Un “detalle” (si se puede llamar detalle) significativo: Jesús manifiesta a sus amigos, inquietos por conocer las señales del fin de los tiempos, que ni siquiera Él sabe la hora. Comparte así lo más humano del hombre: también Él debe discernir “la hora” y estar atento al Espíritu, que lo conduce para que cumpla la Voluntad del Padre. Yo pienso que compartiendo esta condición de “no saber” cuándo será el fin del tiempo, Jesús se convierte para nosotros en un compañero de camino junto con el cual podemos discernir la voluntad del Padre en cada situación concreta. Jesús no es un maestro de costumbres morales, es el Maestro del tiempo, pero no de “todo el tiempo” sino del tiempo en sus momentos. Con Jesús, escuchando sus Palabras (que no pasan) cada momento se convierte en un momento de gracia, en un momento propicio para acercarnos al que está herido al costado del camino, en un momento de gracia para hacer un acto de Fe en Él y “tirar las redes”, en un momento para realizar alguna de las obras de misericordia en las que el Señor siempre estuvo ocupado.

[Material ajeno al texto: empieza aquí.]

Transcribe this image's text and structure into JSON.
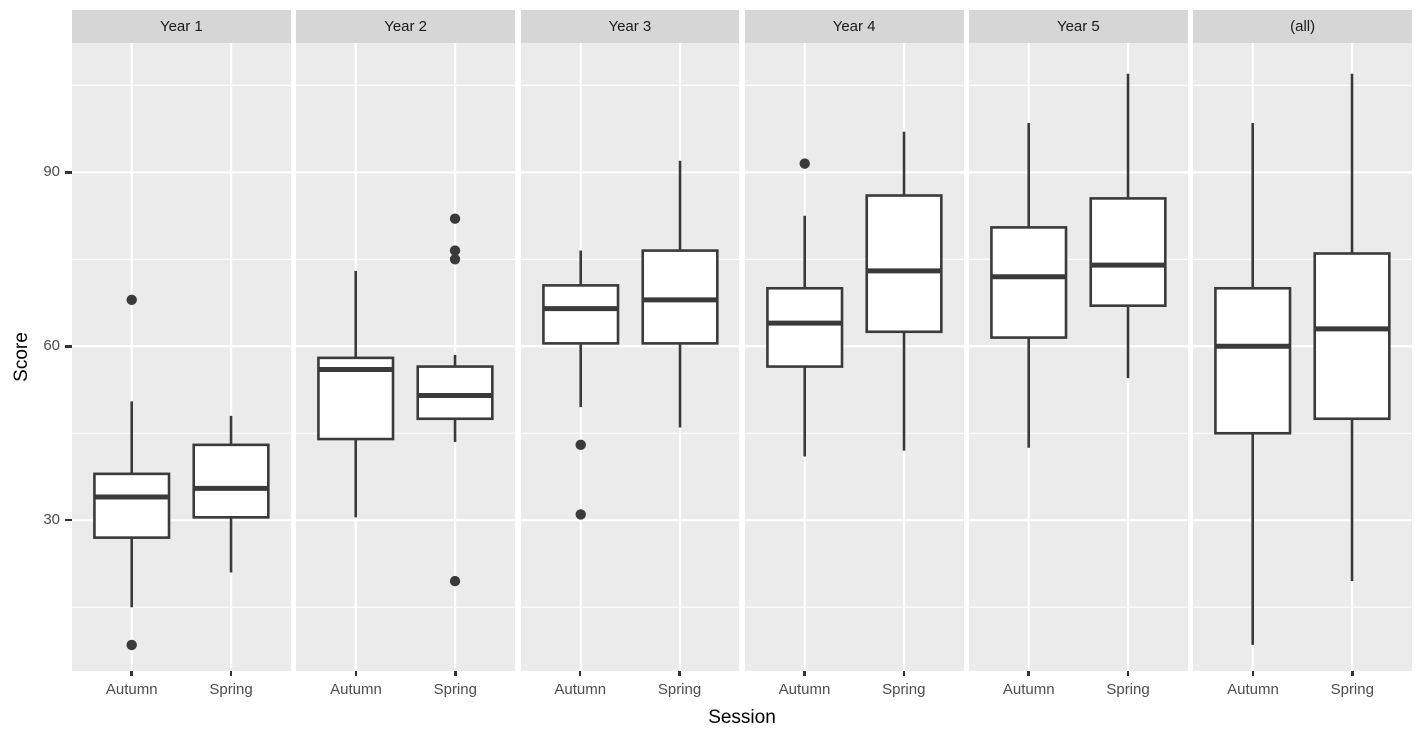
{
  "chart_data": {
    "type": "boxplot",
    "title": "",
    "xlabel": "Session",
    "ylabel": "Score",
    "categories": [
      "Autumn",
      "Spring"
    ],
    "y_major_ticks": [
      30,
      60,
      90
    ],
    "y_minor_gridlines": [
      15,
      45,
      75,
      105
    ],
    "ylim": [
      4,
      112.3
    ],
    "grid": true,
    "legend": "none",
    "colors": {
      "panel_background": "#ebebeb",
      "strip_background": "#d6d6d6",
      "gridline": "#ffffff",
      "box_fill": "#ffffff",
      "box_stroke": "#3a3a3a",
      "outlier": "#3a3a3a",
      "tick_label": "#4d4d4d",
      "axis_title": "#000000"
    },
    "facets": [
      {
        "label": "Year 1",
        "boxes": [
          {
            "category": "Autumn",
            "whisker_low": 15,
            "q1": 27,
            "median": 34,
            "q3": 38,
            "whisker_high": 50.5,
            "outliers": [
              68,
              8.5
            ]
          },
          {
            "category": "Spring",
            "whisker_low": 21,
            "q1": 30.5,
            "median": 35.5,
            "q3": 43,
            "whisker_high": 48,
            "outliers": []
          }
        ]
      },
      {
        "label": "Year 2",
        "boxes": [
          {
            "category": "Autumn",
            "whisker_low": 30.5,
            "q1": 44,
            "median": 56,
            "q3": 58,
            "whisker_high": 73,
            "outliers": []
          },
          {
            "category": "Spring",
            "whisker_low": 43.5,
            "q1": 47.5,
            "median": 51.5,
            "q3": 56.5,
            "whisker_high": 58.5,
            "outliers": [
              82,
              76.5,
              75,
              19.5
            ]
          }
        ]
      },
      {
        "label": "Year 3",
        "boxes": [
          {
            "category": "Autumn",
            "whisker_low": 49.5,
            "q1": 60.5,
            "median": 66.5,
            "q3": 70.5,
            "whisker_high": 76.5,
            "outliers": [
              43,
              31
            ]
          },
          {
            "category": "Spring",
            "whisker_low": 46,
            "q1": 60.5,
            "median": 68,
            "q3": 76.5,
            "whisker_high": 92,
            "outliers": []
          }
        ]
      },
      {
        "label": "Year 4",
        "boxes": [
          {
            "category": "Autumn",
            "whisker_low": 41,
            "q1": 56.5,
            "median": 64,
            "q3": 70,
            "whisker_high": 82.5,
            "outliers": [
              91.5
            ]
          },
          {
            "category": "Spring",
            "whisker_low": 42,
            "q1": 62.5,
            "median": 73,
            "q3": 86,
            "whisker_high": 97,
            "outliers": []
          }
        ]
      },
      {
        "label": "Year 5",
        "boxes": [
          {
            "category": "Autumn",
            "whisker_low": 42.5,
            "q1": 61.5,
            "median": 72,
            "q3": 80.5,
            "whisker_high": 98.5,
            "outliers": []
          },
          {
            "category": "Spring",
            "whisker_low": 54.5,
            "q1": 67,
            "median": 74,
            "q3": 85.5,
            "whisker_high": 107,
            "outliers": []
          }
        ]
      },
      {
        "label": "(all)",
        "boxes": [
          {
            "category": "Autumn",
            "whisker_low": 8.5,
            "q1": 45,
            "median": 60,
            "q3": 70,
            "whisker_high": 98.5,
            "outliers": []
          },
          {
            "category": "Spring",
            "whisker_low": 19.5,
            "q1": 47.5,
            "median": 63,
            "q3": 76,
            "whisker_high": 107,
            "outliers": []
          }
        ]
      }
    ]
  }
}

El Señor ha hecho las cosas de tal manera que, no importa cuánto dure o cuando termine nuestro tiempo, Él estará con nosotros: “todos los días, hasta el fin del mundo”. El Señor nos ha asegurado su cercanía, como le gusta decir al Papa Francisco, su “estar”. Para ello inventó la Eucaristía, con la que lo podemos hacer presente en cualquier momento.

También nos ha asegurado que “estará” en el juicio final, y que nos reconocerá si lo supimos reconocer a él en los pobres que, en cualquier momento, nos salieron al encuentro pidiéndonos ayuda.

Y siempre tenemos el consuelo de que Él “ya estuvo”. Él ya vino. A esto no hay con qué darle. Tenemos sus huellas. Tenemos a sus testigos. Que Alguien como Él haya existido en este planeta tierra, ya solo por eso, vale la pena ser hombres. Nuestra esperanza no es una esperanza cualquiera, es la esperanza de que vuelva el mismo Jesús que conocimos. 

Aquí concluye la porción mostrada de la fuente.